Long Term Per-Component Power and Thermal Measurements of the OLCF Summit System

10.13139/OLCF/1861393

As we move into the exascale era, the power and energy footprints of high-performance computing (HPC) systems have grown significantly larger. Due to the harsh power and thermal conditions the system, components are exposed to extreme operating conditions. Operation of such modern HPC systems requires deep insights into long term system behavior to maintain its efficiency as well as its longevity. To help the HPC community to gain such insights, we provide a dataset that records the long-term power and thermal behavior of the 200PF pre-exascale supercomputer at the Oak Ridge Leadership Computing Facility (OLCF), Summit. This system is an IBM AC922 based system that has 9,252 IBM Power9 CPUs and 27,756 Nvidia V100 GPUs and can consume up to 13MW power at peak. Heat removal is performed using medium temperature direct liquid cooling and rear-door heat exchanger based secondary cooling loop. Originally extracted from a high-resolution (1Hz) per-component (GPUs, CPUs) measurements from the system, we primarily provide a dataset that has 10-second and 1-minute mean power and thermal measurements selected from five month-long segments over the course of 2020 (January and August), 2021 (February and August), and 2022 (January). For convenience, we also provide various sub datasets randomly sampled from the time and space (hosts) of the cluster.
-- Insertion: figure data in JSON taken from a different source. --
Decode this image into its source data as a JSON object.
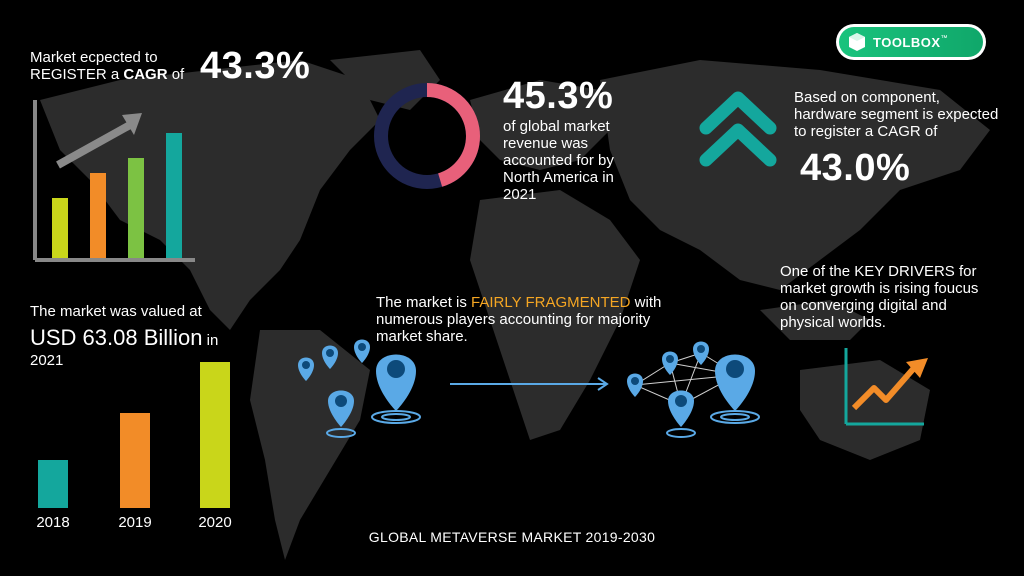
{
  "brand": {
    "name": "TOOLBOX",
    "tm": "™",
    "color": "#19c37d"
  },
  "cagr": {
    "line1": "Market ecpected to",
    "line2a": "REGISTER a ",
    "line2b": "CAGR",
    "line2c": " of",
    "value": "43.3%"
  },
  "north_america": {
    "value": "45.3%",
    "text_lines": [
      "of global market",
      "revenue was",
      "accounted for by",
      "North America in",
      "2021"
    ],
    "share": 0.453
  },
  "component": {
    "lines": [
      "Based on component,",
      "hardware segment is expected",
      "to register a CAGR of"
    ],
    "value": "43.0%"
  },
  "valued": {
    "line1": "The market was valued at",
    "amount": "USD 63.08 Billion",
    "suffix": " in",
    "year": "2021"
  },
  "fragmented": {
    "pre": "The market is ",
    "highlight": "FAIRLY FRAGMENTED",
    "post": " with",
    "line2": "numerous players accounting for majority",
    "line3": "market share."
  },
  "drivers": {
    "lines": [
      "One of the KEY DRIVERS for",
      "market growth is rising foucus",
      "on converging digital and",
      "physical worlds."
    ]
  },
  "bars": {
    "years": [
      "2018",
      "2019",
      "2020"
    ],
    "relative_values": [
      0.33,
      0.65,
      1.0
    ],
    "colors": [
      "#14a79d",
      "#f28c28",
      "#c9d61a"
    ]
  },
  "footer": {
    "title": "GLOBAL METAVERSE MARKET 2019-2030"
  },
  "colors": {
    "accent_orange": "#f5a623",
    "teal": "#14a79d",
    "pink": "#e8607a",
    "navy": "#1f2550",
    "pin_blue": "#5aa9e6"
  }
}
Further details and example code for analysis can be found in the following GitHub repository: https://github.com/at-aaims/summit_power_and_thermal_data

Published: 2022-04-11 16:28:21 Download Dataset

Dataset Properties

Field Value
Authors
  • Shin, Woong Oak Ridge National Laboratory
  • Ellis, J. Austin Oak Ridge National Laboratory
  • Karimi, Ahmad Maroof Oak Ridge National Laboratory
  • Oles, Vladyslav Oak Ridge National Laboratory
  • Dash, Sajal Oak Ridge National Laboratory
  • Wang, Feiyi Oak Ridge National Laboratory
Project Identifier STF218
Dataset Type ND Numeric Data
Subjects
  • 97 MATHEMATICS AND COMPUTING
  • 99 GENERAL AND MISCELLANEOUS
Keywords
  • High-performance Computing
  • system power and thermal
  • reliability
  • CPUs
  • GPUs
  • medium temperature water cooling
  • direct liquid cooling
Software Needed Pandas (https://pandas.pydata.org/), Pyarrow (https://arrow.apache.org/docs/python/index.html), python-snappy (http://google.github.io/snappy), Dask (https://dask.org/)
Originating Organizations Oak Ridge National Laboratory (ORNL), Oak Ridge, TN (United States)
Sponsoring Organizations Office of Science (SC)
DOE Contract DE-AC05-00OR22725
Related Identifiers
  • IsDerivedFrom (DOI) https://doi.org/10.1145/3458817.3476188

Acknowledgements

Papers using this dataset are requested to include the following text in their acknowledgements:

*Support for 10.13139/OLCF/1861393 is provided by the U.S. Department of Energy, project STF218 under Contract DE-AC05-00OR22725. This research used resources of the Oak Ridge Leadership Computing Facility, which is a DOE Office of Science User Facility.